If you have breast pain that lasts a long time or keeps coming back, talk to your doctor.

How is breast pain in women diagnosed?

Your doctor will examine you, ask you to describe your pain, and the location of the pain. He or she may ask you about your health history. During the exam, your doctor will check to see if you have lumps in your breasts.

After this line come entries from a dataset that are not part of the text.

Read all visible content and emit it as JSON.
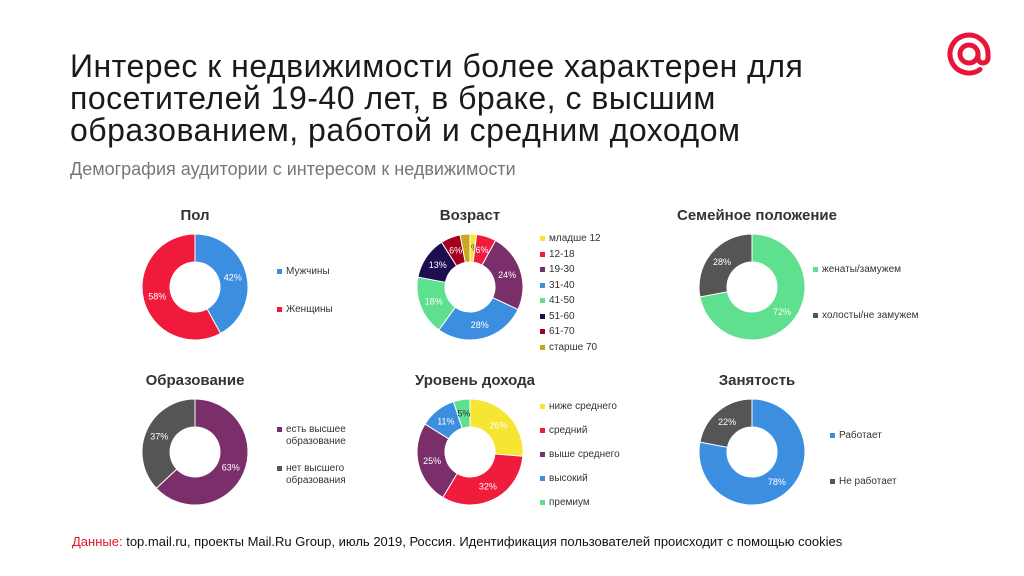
{
  "slide": {
    "title": "Интерес к недвижимости более характерен для посетителей 19-40 лет, в браке, с высшим образованием, работой и средним доходом",
    "subtitle": "Демография аудитории с интересом к недвижимости",
    "footer_label": "Данные:",
    "footer_text": "top.mail.ru, проекты Mail.Ru Group, июль 2019, Россия. Идентификация пользователей происходит с помощью cookies",
    "logo_icon": "mail-ru-at-icon",
    "logo_color": "#e8153a"
  },
  "chart_data": [
    {
      "id": "gender",
      "type": "pie",
      "title": "Пол",
      "categories": [
        "Мужчины",
        "Женщины"
      ],
      "values": [
        42,
        58
      ],
      "colors": [
        "#3c8fe0",
        "#f01a3a"
      ],
      "labels": [
        "42%",
        "58%"
      ],
      "legend_position": "right"
    },
    {
      "id": "age",
      "type": "pie",
      "title": "Возраст",
      "categories": [
        "младше 12",
        "12-18",
        "19-30",
        "31-40",
        "41-50",
        "51-60",
        "61-70",
        "старше 70"
      ],
      "values": [
        2,
        6,
        24,
        28,
        18,
        13,
        6,
        3
      ],
      "colors": [
        "#f7e534",
        "#ef1c3c",
        "#7a2f6b",
        "#3c8fe0",
        "#5ee08e",
        "#1e0d4f",
        "#a3001f",
        "#c8a820"
      ],
      "labels": [
        "2%",
        "6%",
        "24%",
        "28%",
        "18%",
        "13%",
        "6%",
        ""
      ],
      "legend_position": "right"
    },
    {
      "id": "marital",
      "type": "pie",
      "title": "Семейное положение",
      "categories": [
        "женаты/замужем",
        "холосты/не замужем"
      ],
      "values": [
        72,
        28
      ],
      "colors": [
        "#5ee08e",
        "#555555"
      ],
      "labels": [
        "72%",
        "28%"
      ],
      "legend_position": "right"
    },
    {
      "id": "education",
      "type": "pie",
      "title": "Образование",
      "categories": [
        "есть высшее образование",
        "нет высшего образования"
      ],
      "values": [
        63,
        37
      ],
      "colors": [
        "#7a2f6b",
        "#555555"
      ],
      "labels": [
        "63%",
        "37%"
      ],
      "legend_position": "right"
    },
    {
      "id": "income",
      "type": "pie",
      "title": "Уровень дохода",
      "categories": [
        "ниже среднего",
        "средний",
        "выше среднего",
        "высокий",
        "премиум"
      ],
      "values": [
        26,
        32,
        25,
        11,
        5
      ],
      "colors": [
        "#f7e534",
        "#ef1c3c",
        "#7a2f6b",
        "#3c8fe0",
        "#5ee08e"
      ],
      "labels": [
        "26%",
        "32%",
        "25%",
        "11%",
        "5%"
      ],
      "legend_position": "right"
    },
    {
      "id": "employment",
      "type": "pie",
      "title": "Занятость",
      "categories": [
        "Работает",
        "Не работает"
      ],
      "values": [
        78,
        22
      ],
      "colors": [
        "#3c8fe0",
        "#555555"
      ],
      "labels": [
        "78%",
        "22%"
      ],
      "legend_position": "right"
    }
  ]
}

If you’re younger than 30 and don’t have a breast lump, your doctor might decide you don’t need any tests. If you’re older than 30 and don’t have a breast lump, your doctor may still want you to get additional tests, especially if you are experiencing pain. Your doctor may also want tests if you do have a lump (or several lumps) in your breast. These tests can include:

  • A mammogram. This is a special X-ray of the breasts.
  • A breast ultrasound. This painless test uses sound waves to make a picture of the lump.
  • A breast biopsy. For this test, some tissue is surgically removed from your breast and looked at under a microscope. The area that is removed is numbed to eliminate pain. It’s an outpatient procedure.

Can breast pain in women be prevented or avoided?

While there’s no scientific evidence lifestyle changes are effective, some women feel better when changing bra styles and cutting back on salt and caffeine.


There are different treatments for breast pain, depending on what is causing it. You and your doctor can talk about these treatments. Choose one or more that might work for you. Possible treatments for breast pain include:

  • Wearing a bra that offers good support
  • Applying ice or heat to the painful breast
  • Taking an over-the-counter pain medicine
  • Taking prescription pain medicine as directed by your doctor

Living with breast pain in women

Most of the time, breast pain goes away on its own after a few months. If you are experiencing long-term pain that isn’t going away, see your doctor.

Questions to ask your doctor

  • Are random, shooting pains a sign of a serious problem for women after menopause?
  • What if I have pain with discharge?
  • Does being overweight increase your chance of breast pain?
  • Can birth control products cause breast pain?